The film is of a toy maker and his work. He uses simple everyday objects to make toys for children. These toys often teach principals of science and mathematics but they teach without interrupting the play. I think the film illustrates that our capacity for play is fed by imagination and I believe this to be true no matter how expensive the materials used to construct our toys. It also illustrates that learning is an act of the imagination; understanding often has its roots in our ability to imagine a principal at work. These toys were developed with poor children in mind but one need not be poor to get enjoyment from playing with them (one also need not be a child to play with them). Toys, like those Arvind Gupta makes, often ease the struggles of growing up and perhaps this takes us back to the stories young adults are reading.
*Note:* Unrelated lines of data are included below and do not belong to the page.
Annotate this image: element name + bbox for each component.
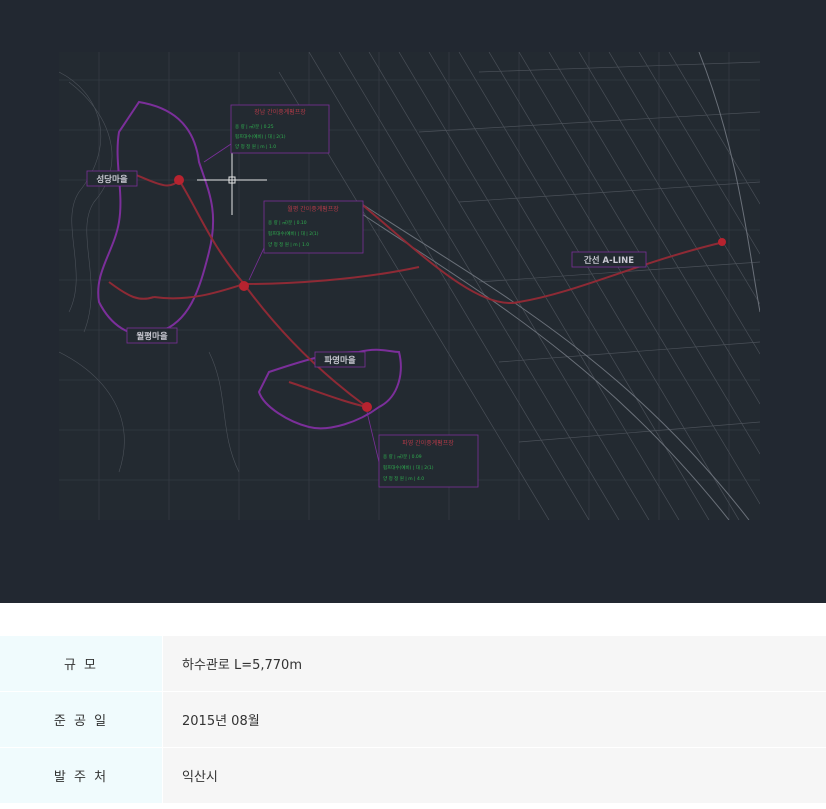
pump-table-row: 양 정 정 원 | m | 1.0 [235, 143, 276, 150]
image-viewer: 장남 간이중계펌프장 용 량 | ㎥/분 | 0.25 펌프대수(예비) | 대… [0, 0, 826, 603]
table-row: 발 주 처 익산시 [0, 747, 826, 804]
pump-table-row: 양 정 정 원 | m | 1.0 [268, 241, 309, 248]
pump-table-title: 파영 간이중계펌프장 [402, 439, 454, 447]
sewer-plan-drawing: 장남 간이중계펌프장 용 량 | ㎥/분 | 0.25 펌프대수(예비) | 대… [59, 52, 760, 520]
pump-table-row: 펌프대수(예비) | 대 | 2(1) [268, 230, 319, 237]
field-parcels [278, 52, 760, 520]
cad-crosshair [197, 145, 267, 215]
terrain-contours [59, 71, 240, 473]
village-label-text: 파영마을 [324, 355, 355, 366]
mainline-label: 간선 A-LINE [571, 251, 647, 268]
cad-drawing-svg: 장남 간이중계펌프장 용 량 | ㎥/분 | 0.25 펌프대수(예비) | 대… [59, 52, 760, 520]
village-label-text: 월평마을 [136, 331, 167, 342]
pump-table-row: 용 량 | ㎥/분 | 0.09 [383, 453, 422, 460]
pump-table-2: 월평 간이중계펌프장 용 량 | ㎥/분 | 0.10 펌프대수(예비) | 대… [263, 200, 364, 254]
info-value-client: 익산시 [162, 747, 826, 804]
village-label-1: 성당마을 [86, 170, 138, 187]
table-row: 규 모 하수관로 L=5,770m [0, 636, 826, 692]
village-label-2: 월평마을 [126, 327, 178, 344]
info-value-scale: 하수관로 L=5,770m [162, 636, 826, 692]
table-row: 준 공 일 2015년 08월 [0, 691, 826, 748]
pump-station-markers [174, 175, 726, 412]
info-key-client: 발 주 처 [0, 747, 163, 804]
pump-table-row: 용 량 | ㎥/분 | 0.25 [235, 123, 274, 130]
pump-table-title: 장남 간이중계펌프장 [254, 108, 306, 116]
info-key-scale: 규 모 [0, 636, 163, 692]
pump-table-row: 펌프대수(예비) | 대 | 2(1) [383, 464, 434, 471]
pump-table-row: 펌프대수(예비) | 대 | 2(1) [235, 133, 286, 140]
pump-table-3: 파영 간이중계펌프장 용 량 | ㎥/분 | 0.09 펌프대수(예비) | 대… [378, 434, 479, 488]
village-label-3: 파영마을 [314, 351, 366, 368]
project-info-table: 규 모 하수관로 L=5,770m 준 공 일 2015년 08월 발 주 처 … [0, 636, 826, 804]
pump-table-1: 장남 간이중계펌프장 용 량 | ㎥/분 | 0.25 펌프대수(예비) | 대… [230, 104, 330, 154]
pump-table-title: 월평 간이중계펌프장 [287, 205, 339, 213]
village-label-text: 성당마을 [96, 174, 127, 185]
table-leaders [203, 143, 380, 463]
mainline-label-text: 간선 A-LINE [584, 255, 634, 266]
info-value-completion: 2015년 08월 [162, 691, 826, 748]
pump-table-row: 양 정 정 원 | m | 4.0 [383, 475, 424, 482]
info-key-completion: 준 공 일 [0, 691, 163, 748]
pump-table-row: 용 량 | ㎥/분 | 0.10 [268, 219, 307, 226]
Growing up is a struggle for most, no matter what advantages we are born with. The toys we play with often help us to shape our identities, they give us a chance to experiment with playing roles. Like stories where we imagine ourselves entering the wood where it appears to be the darkest and in our encounters with the darkness learn something about ourselves. It is in stories that we begin to explore who we are and question our ability to hold up under circumstances similar to those encountered by the characters in the stories. It is in play that we begin to act out some of the things we are coming to understand about ourselves. In any adventure, no matter how desirable it appears on the printed page or in the world of play, there is an element of danger that frightens us and fuels our self doubt. Those doubts can only be eased by the struggles and challenges we face and overcome in daily living.
The Forging of the Sampo
The painting, The Forging of the Sampo, is from an event in Finnish mythology. No one really knows what the Sampo is; all that is clear is that it is a magical object that provides good luck and protection to whoever possesses it. The ambiguity that surrounds it makes it a useful metaphor for whatever it is that brings us good fortune because whatever it is, it is different for everyone. Most cultures have produced charms, talismans, amulets; objects of one kind or another that are usually worn that ward off evil of one kind or another and keep us safe and prosperous. Perhaps they work because we believe they will work, the way a placebo drug works on patients who believe they are being given a real cure. The stories we carry with us are often a talisman against the darkness we encounter, the troubles that life brings. If we never make ourselves uncomfortable we may have fewer encounters with the forces of fear and doubt. We may live more comfortable lives, but with this kind of comfort often comes a profound dissatisfaction and an emptiness that can only be filled by tribulations of one kind or another, and just as the talismans we each carry are unique to each of us, so are the troubles.